Multi-tasking is the rage, the norm, and seems the only way to manage in our crazy fast-paced world. We applaud it, take pride in our abilities to do it, and often suffer the consequences. Multi-tasking is capable of providing significant productivity gains, but it may also slow you down, reduce the quality of your work, or kill you.
I can clean out my inbox while I am on hold, clean up my desk while waiting for a return phone call, review my notes while my computer reboots, answer questions while a file opens, read a book while waiting for an appointment, listen to podcasts while stuck in traffic, or blog while riding the train. These are great productivity enhancers. Instead of getting annoyed, I get things done!
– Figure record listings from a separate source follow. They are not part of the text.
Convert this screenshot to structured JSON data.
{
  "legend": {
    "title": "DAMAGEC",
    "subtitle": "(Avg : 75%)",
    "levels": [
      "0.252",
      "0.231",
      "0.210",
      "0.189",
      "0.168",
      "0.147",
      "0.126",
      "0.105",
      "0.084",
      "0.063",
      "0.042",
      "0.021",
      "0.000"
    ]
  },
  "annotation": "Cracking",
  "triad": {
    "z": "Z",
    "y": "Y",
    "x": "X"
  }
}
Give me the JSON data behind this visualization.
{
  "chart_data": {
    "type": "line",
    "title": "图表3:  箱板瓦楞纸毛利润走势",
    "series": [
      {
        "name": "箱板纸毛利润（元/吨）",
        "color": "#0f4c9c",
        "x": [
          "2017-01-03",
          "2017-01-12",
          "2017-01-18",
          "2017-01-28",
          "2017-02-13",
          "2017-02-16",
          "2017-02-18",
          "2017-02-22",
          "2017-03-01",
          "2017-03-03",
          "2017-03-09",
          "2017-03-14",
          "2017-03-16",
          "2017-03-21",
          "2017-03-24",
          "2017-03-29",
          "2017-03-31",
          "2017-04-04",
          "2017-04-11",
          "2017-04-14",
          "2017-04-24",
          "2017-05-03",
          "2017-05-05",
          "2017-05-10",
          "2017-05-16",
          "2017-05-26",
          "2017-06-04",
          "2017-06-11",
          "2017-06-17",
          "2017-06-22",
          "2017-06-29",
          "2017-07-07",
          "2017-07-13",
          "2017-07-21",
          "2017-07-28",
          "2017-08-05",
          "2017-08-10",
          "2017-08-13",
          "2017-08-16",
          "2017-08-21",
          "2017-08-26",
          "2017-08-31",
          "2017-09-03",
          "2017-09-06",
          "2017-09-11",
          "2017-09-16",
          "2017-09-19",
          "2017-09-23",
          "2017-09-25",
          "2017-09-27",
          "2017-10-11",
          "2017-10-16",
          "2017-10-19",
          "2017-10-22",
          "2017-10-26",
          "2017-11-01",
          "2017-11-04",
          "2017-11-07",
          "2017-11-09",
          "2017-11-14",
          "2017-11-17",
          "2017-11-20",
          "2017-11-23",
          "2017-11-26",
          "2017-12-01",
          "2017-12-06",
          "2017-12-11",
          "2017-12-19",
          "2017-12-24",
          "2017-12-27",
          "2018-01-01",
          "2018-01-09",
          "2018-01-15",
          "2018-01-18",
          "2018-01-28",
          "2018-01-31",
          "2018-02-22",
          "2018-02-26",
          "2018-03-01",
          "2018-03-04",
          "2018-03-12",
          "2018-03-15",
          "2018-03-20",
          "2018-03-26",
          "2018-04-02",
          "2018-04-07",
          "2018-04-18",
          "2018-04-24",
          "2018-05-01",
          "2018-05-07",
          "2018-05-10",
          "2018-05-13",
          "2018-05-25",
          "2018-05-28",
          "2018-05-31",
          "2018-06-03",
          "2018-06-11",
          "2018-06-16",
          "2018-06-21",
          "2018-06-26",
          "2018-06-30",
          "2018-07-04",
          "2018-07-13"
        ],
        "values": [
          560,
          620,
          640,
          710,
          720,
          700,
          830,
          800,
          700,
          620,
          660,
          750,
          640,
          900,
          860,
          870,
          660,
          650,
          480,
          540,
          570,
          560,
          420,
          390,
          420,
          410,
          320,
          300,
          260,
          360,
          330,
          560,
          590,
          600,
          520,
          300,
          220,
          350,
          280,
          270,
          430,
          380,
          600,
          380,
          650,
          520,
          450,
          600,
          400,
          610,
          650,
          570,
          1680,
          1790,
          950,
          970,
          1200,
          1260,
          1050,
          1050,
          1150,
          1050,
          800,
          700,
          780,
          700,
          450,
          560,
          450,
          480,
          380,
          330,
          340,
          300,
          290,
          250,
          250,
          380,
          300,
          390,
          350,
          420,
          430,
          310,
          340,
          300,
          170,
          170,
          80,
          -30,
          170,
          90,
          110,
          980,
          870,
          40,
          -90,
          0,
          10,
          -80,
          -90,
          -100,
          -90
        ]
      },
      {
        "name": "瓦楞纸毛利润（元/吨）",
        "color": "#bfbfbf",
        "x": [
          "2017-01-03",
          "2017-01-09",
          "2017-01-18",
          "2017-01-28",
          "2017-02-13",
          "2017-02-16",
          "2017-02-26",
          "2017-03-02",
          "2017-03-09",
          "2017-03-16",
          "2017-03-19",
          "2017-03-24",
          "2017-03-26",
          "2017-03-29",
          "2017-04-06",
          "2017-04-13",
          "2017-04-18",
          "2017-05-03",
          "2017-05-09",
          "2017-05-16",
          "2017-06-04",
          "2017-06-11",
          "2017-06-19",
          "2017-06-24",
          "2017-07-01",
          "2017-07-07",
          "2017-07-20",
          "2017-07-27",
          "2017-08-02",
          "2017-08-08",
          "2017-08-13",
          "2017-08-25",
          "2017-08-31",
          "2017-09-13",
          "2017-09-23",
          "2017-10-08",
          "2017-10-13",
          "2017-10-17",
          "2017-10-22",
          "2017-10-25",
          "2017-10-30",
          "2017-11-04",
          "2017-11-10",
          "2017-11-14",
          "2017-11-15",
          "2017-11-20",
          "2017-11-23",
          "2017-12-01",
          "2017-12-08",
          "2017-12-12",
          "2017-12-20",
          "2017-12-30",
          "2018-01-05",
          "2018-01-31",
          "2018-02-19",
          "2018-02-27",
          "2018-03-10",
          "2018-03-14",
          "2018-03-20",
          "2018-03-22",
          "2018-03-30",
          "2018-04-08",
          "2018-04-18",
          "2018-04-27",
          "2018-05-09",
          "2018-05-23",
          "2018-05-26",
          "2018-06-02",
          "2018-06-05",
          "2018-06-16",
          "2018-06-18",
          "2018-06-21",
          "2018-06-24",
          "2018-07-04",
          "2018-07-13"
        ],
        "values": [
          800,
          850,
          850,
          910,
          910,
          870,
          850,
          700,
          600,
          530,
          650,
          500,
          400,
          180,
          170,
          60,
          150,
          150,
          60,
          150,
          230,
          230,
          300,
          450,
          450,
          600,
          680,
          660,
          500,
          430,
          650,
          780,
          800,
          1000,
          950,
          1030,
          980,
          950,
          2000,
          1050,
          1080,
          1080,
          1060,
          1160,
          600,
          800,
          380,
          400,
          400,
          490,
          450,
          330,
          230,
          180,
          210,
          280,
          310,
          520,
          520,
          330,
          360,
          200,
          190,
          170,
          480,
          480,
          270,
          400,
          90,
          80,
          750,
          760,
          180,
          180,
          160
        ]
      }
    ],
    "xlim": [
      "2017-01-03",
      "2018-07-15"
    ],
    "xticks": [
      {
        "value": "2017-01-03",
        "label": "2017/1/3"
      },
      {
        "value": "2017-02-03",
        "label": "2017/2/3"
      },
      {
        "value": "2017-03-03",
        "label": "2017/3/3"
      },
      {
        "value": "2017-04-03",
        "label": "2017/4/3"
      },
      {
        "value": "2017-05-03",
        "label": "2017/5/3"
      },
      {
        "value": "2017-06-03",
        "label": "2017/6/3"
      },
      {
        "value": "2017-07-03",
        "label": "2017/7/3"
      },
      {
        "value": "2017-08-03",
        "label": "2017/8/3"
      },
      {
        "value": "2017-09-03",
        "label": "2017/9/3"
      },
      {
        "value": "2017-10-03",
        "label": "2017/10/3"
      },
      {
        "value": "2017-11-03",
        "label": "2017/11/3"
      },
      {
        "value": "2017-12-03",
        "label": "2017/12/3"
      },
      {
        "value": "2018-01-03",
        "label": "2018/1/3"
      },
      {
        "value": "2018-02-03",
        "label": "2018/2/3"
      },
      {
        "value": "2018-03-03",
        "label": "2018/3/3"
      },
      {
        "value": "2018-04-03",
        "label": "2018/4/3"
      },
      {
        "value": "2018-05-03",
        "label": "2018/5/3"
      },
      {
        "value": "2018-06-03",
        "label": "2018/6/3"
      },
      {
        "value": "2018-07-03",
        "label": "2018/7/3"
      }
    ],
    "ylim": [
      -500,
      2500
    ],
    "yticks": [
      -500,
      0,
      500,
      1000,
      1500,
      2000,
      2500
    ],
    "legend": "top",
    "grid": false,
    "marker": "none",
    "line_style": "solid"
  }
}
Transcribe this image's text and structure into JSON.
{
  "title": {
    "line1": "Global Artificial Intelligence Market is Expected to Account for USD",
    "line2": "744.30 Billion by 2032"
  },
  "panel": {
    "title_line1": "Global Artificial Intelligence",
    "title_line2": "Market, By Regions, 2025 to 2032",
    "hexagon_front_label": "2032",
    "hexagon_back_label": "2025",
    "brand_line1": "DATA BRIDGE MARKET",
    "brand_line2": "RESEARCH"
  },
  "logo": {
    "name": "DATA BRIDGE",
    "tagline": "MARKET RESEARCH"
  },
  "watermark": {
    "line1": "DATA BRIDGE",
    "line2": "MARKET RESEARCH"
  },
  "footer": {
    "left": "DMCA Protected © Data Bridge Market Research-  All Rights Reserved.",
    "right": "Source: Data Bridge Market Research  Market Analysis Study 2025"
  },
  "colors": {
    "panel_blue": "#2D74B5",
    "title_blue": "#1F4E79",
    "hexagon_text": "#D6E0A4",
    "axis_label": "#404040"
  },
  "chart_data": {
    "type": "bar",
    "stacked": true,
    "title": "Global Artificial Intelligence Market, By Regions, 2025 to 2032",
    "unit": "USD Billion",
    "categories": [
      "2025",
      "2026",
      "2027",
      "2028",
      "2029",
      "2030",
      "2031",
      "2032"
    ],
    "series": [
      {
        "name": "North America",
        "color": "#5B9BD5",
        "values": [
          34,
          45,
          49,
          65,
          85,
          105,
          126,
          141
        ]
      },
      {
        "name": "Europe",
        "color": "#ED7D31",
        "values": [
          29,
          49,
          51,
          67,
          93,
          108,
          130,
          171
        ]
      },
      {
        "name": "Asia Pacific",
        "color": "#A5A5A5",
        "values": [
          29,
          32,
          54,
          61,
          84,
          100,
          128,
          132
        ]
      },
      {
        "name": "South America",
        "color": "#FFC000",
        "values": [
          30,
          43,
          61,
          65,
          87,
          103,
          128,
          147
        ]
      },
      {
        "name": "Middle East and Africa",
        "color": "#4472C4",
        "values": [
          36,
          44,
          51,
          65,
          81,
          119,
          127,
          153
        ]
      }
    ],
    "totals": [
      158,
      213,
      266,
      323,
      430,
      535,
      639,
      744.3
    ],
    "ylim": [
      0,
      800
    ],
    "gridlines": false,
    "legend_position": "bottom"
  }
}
A little planning and opportunism are all you need to tuck these small or mobile tasks into the idle moments of your day. This type of multi-tasking is worth pursuing and applauding.
“Text Messaging figures in LA Train Wreck” |
Unfortunately, too many people take multi-tasking beyond the idle moments. They try to do two things at once that require the same resource – the brain. Studies show that our brains can not do two things at once. |
We can shift focus amazingly fast, but we can’t really do two things at once. Thus, there are two hazards to multi-tasking when both activities require brain power. One affects the quality of your work and the other affects your productivity.
Quality Killers: Writing an email while talking on the phone is a definite quality killer. Likely evidence includes a poorly written message, hearing only half of what is said, and saying something stupid. Writing while driving can be a literal killer. You are only kidding yourself if you think you are holding up your end of an intelligent conversation or driving safely while also writing an email or performing a similar activity.
Productivity Killers: Speedily and steadily switching your mental focus among activities actually slows you down. Any activity requiring more than a modicum of brain power involves ramp up time. “Now where was I?” You waste time and energy reviewing, regrouping and restarting. Where can you regain that time? No where, since you can’t actually do two things at once. Get more done faster by focusing on one thing at a time. Set everything else aside. Turn off distractions. Reduce multi-tasking and eliminate ramp up time whenever brain power is required.
Be proud of your multi-tasking abilities if you are filling empty gaps with completed tasks and learning. Be embarrassed if you are compromising quality or safety. Be alert to ramp up time waste. Multi-tasking is a great tool when applied to the right situations and a dangerous illusion when applied elsewhere.